Enhanced Algorithmic Perfect State Transfer on IBM Quantum Computers

TL;DR

This paper investigates the implementation of perfect state transfer on IBM quantum computers, models noise effects comprehensively, and proposes mitigation techniques to improve transfer success probability.

Contribution

It introduces a detailed noise model for quantum state transfer and demonstrates noise mitigation strategies, advancing practical quantum communication protocols.

Findings

Simulations closely match experimental results with a comprehensive noise model.

Noise mitigation techniques improve success probability by over 27% in simulators.

Optimized couplings enhance transfer success probability, with improvements up to 26% in simulations.

Abstract

Perfect state transfer (PST) through a spin chain can be theoretically obtained via predesigned PST couplings. However, the corresponding experiment on IBM quantum computers demonstrates low transmission success probability (SP) due to noises. Using few qubits of their 127-qubit Eagle processors, we perform the simulation of algorithmic PST through an XY spin chain with PST couplings on ibm_sherbrooke and ibm_brisbane processors, alongside Qiskit simulations. The peak SP cannot reach 1 ($\sim$0.725 peak SP for N=4). We then propose a comprehensive noise model including Pauli errors, thermal relaxation ($T_1$) and dephasing ($T_2$), and ZZ crosstalk. Based on the experimental parameters provided by the IBM superconducting quantum computing platform, we perform the Qiskit simulation with the comprehensive noise model, and find that the time evolution of the SP is highly consistent with the experimental results. This simulation yields a peak SP of 0.761 at $\textstyle t\approx\pi/4$, closely matching the results on hardware. To mitigate the impact of noise, we use rescaling techniques to correct noise-induced time shifts and SP decay, achieving an SP improvement of 0.210 (27.60%) in simulators and 0.263 (38.23%) on hardware, aligning hitting times closer to ideal values.
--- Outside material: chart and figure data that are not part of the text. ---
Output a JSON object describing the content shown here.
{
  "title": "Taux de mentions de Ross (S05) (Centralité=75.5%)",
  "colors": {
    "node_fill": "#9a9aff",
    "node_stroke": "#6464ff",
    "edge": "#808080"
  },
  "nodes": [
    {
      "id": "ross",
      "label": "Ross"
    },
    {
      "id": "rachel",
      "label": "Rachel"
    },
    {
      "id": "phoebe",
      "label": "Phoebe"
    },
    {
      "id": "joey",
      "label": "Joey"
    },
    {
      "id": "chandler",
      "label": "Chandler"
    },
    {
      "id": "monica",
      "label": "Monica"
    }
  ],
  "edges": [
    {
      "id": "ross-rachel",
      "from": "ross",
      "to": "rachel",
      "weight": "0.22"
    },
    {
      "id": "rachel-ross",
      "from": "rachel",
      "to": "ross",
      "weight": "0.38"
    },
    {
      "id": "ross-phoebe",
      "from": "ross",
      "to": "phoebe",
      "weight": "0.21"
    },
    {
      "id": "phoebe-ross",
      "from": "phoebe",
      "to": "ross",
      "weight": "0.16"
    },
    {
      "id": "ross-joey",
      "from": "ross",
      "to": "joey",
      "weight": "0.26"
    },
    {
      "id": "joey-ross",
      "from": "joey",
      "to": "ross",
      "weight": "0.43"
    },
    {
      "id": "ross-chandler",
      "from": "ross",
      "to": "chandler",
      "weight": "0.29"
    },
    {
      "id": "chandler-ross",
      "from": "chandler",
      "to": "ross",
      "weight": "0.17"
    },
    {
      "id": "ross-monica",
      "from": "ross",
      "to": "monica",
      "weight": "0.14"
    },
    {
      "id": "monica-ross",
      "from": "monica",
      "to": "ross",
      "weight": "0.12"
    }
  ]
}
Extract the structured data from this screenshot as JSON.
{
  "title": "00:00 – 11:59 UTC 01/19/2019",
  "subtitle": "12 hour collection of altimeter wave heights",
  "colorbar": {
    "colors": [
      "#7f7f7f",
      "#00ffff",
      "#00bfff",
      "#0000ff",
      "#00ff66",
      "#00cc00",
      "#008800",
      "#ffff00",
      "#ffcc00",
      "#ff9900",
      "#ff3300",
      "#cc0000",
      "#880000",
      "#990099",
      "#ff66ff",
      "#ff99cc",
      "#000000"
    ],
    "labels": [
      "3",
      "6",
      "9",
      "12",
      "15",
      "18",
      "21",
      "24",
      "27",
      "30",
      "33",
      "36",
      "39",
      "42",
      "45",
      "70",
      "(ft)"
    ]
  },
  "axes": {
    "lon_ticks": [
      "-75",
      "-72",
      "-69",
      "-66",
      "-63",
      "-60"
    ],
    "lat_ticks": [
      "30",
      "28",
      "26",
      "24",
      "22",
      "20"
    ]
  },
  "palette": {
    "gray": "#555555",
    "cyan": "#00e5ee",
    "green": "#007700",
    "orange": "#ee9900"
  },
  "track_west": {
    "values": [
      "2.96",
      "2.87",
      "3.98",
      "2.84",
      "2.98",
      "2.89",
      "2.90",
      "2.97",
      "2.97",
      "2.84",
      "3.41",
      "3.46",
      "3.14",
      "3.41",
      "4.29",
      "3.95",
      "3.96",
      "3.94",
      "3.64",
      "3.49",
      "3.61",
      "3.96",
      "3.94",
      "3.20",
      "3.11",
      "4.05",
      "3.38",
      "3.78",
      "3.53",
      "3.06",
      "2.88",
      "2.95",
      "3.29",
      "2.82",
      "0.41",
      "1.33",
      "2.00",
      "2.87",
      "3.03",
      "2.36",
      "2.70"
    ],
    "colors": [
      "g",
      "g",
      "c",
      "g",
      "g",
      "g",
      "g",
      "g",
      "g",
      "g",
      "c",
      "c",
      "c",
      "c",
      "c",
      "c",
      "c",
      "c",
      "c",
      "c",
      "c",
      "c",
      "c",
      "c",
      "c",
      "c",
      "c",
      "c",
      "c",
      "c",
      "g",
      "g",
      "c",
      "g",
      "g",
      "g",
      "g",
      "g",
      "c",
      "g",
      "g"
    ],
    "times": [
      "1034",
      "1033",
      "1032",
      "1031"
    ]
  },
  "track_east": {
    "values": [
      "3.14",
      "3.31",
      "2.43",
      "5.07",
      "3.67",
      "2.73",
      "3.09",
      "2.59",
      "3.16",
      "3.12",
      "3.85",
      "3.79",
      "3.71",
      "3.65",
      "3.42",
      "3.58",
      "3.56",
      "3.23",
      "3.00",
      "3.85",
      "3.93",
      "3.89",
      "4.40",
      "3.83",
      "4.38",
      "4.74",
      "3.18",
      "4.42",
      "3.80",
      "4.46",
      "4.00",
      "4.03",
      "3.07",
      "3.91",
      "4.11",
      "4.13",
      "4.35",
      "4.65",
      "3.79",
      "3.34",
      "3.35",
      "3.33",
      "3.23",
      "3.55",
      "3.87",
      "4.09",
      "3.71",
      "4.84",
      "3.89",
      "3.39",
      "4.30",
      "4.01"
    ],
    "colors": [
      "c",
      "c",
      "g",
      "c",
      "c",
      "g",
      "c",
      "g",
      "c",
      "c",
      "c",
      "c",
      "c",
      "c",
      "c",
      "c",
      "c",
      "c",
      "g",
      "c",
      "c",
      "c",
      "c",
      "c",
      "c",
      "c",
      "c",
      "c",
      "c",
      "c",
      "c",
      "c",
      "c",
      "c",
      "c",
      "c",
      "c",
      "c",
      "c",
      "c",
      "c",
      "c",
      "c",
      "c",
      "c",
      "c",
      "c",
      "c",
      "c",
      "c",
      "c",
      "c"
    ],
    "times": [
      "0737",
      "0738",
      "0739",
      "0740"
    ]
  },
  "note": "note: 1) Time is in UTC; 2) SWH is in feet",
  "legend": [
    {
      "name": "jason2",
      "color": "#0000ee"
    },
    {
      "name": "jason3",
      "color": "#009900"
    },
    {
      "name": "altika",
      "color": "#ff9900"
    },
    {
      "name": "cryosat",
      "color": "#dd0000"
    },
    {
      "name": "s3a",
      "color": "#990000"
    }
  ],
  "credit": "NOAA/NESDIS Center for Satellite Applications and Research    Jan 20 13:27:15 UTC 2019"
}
Additionally, optimal couplings designed via grid search and refined by Bayesian optimization under the comprehensive noise model achieve an SP improvement of 0.190 (26.21%) in simulators and 0.056 (7.72%) on hardware. Our work highlights challenges in implementing algorithmic PST on current quantum computers, proposes a comprehensive noise model to effectively describe the system dynamics, and provides insights for developing noise-robust quantum communication protocols.